THE WHAT? Target is feeling the hit of a slowdown in consumer spending, with its Q3 results falling short of Wall Street expectations.
THE DETAILS Operating income was US$1.0 billion in third quarter 2022, down 49.2 percent from US$2.0 billion in 2021, driven primarily by a ‘decline in the company’s gross margin rate.’
Comparable sales increased 2.7 percent, slightly beating estimates of 2.51 percent growth, with the company reporting third quarter GAAP earnings per share (EPS) of US$1.54, down 49.3 percent from US$3.04 in 2021.
Q3 2022 net interest expense was US$125 million, compared with US$105 million last year, reflecting higher average long-term debt and commercial paper balances.

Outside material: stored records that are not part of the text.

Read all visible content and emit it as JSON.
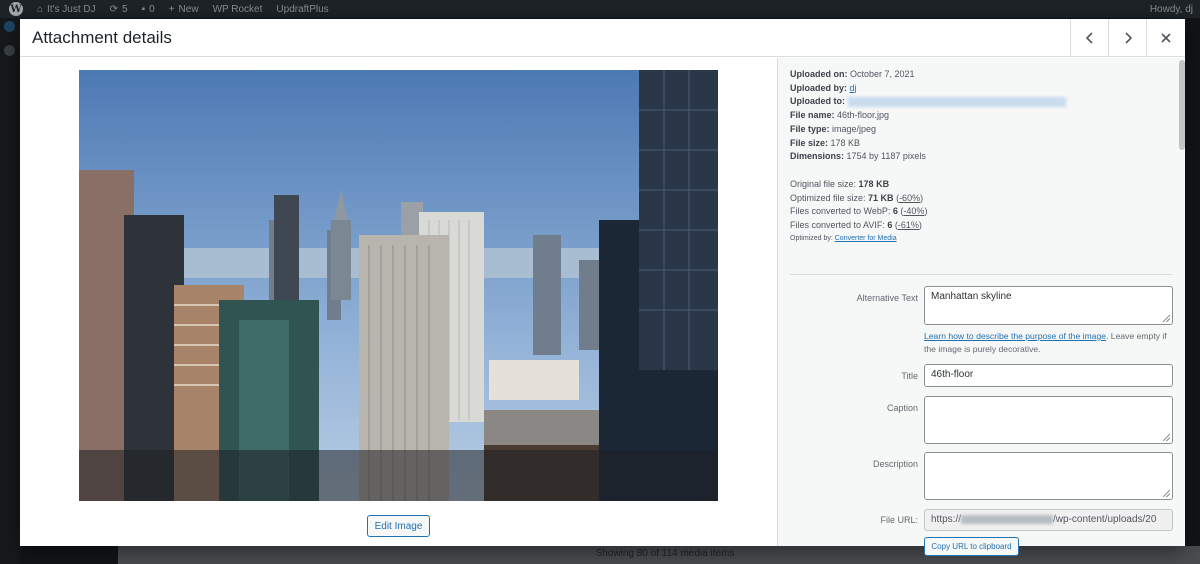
{
  "adminbar": {
    "site_name": "It's Just DJ",
    "updates_count": "5",
    "comments_count": "0",
    "new_label": "New",
    "wp_rocket_label": "WP Rocket",
    "updraft_label": "UpdraftPlus",
    "howdy": "Howdy, dj"
  },
  "modal": {
    "title": "Attachment details",
    "edit_image_label": "Edit Image"
  },
  "meta": {
    "uploaded_on_label": "Uploaded on:",
    "uploaded_on": "October 7, 2021",
    "uploaded_by_label": "Uploaded by:",
    "uploaded_by": "dj",
    "uploaded_to_label": "Uploaded to:",
    "file_name_label": "File name:",
    "file_name": "46th-floor.jpg",
    "file_type_label": "File type:",
    "file_type": "image/jpeg",
    "file_size_label": "File size:",
    "file_size": "178 KB",
    "dimensions_label": "Dimensions:",
    "dimensions": "1754 by 1187 pixels"
  },
  "optimization": {
    "original_label": "Original file size:",
    "original": "178 KB",
    "optimized_label": "Optimized file size:",
    "optimized": "71 KB",
    "optimized_pct": "-60%",
    "webp_label": "Files converted to WebP:",
    "webp": "6",
    "webp_pct": "-40%",
    "avif_label": "Files converted to AVIF:",
    "avif": "6",
    "avif_pct": "-61%",
    "by_label": "Optimized by:",
    "by_link": "Converter for Media"
  },
  "fields": {
    "alt_label": "Alternative Text",
    "alt_value": "Manhattan skyline",
    "alt_help_link": "Learn how to describe the purpose of the image",
    "alt_help_rest": ". Leave empty if the image is purely decorative.",
    "title_label": "Title",
    "title_value": "46th-floor",
    "caption_label": "Caption",
    "caption_value": "",
    "description_label": "Description",
    "description_value": "",
    "url_label": "File URL:",
    "url_prefix": "https://",
    "url_suffix": "/wp-content/uploads/20",
    "copy_label": "Copy URL to clipboard"
  },
  "background": {
    "status": "Showing 80 of 114 media items"
  }
}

THE WHY? Brian Cornell, Chairman and Chief Executive Officer of Target Corporation, cited a ‘challenging economic environment.’
He said: “In the third quarter, our business delivered comparable sales growth of 2.7 percent, and we saw unit share gains across all of our core merchandise categories. This performance demonstrates the durability of our business model which continues to serve our guests and drive loyalty despite the challenging economic environment.
“In the latter weeks of the quarter, sales and profit trends softened meaningfully, with guests’ shopping behavior increasingly impacted by inflation, rising interest rates and economic uncertainty. This resulted in a third quarter profit performance well below our expectations.”
The company has lowered its topline and bottomline expectations for Q4.
Target has also announced an ‘enterprise initiative to simplify and gain efficiencies across its business, representing an estimated cumulative savings opportunity of US$2 to US$3 billion over the next three years.’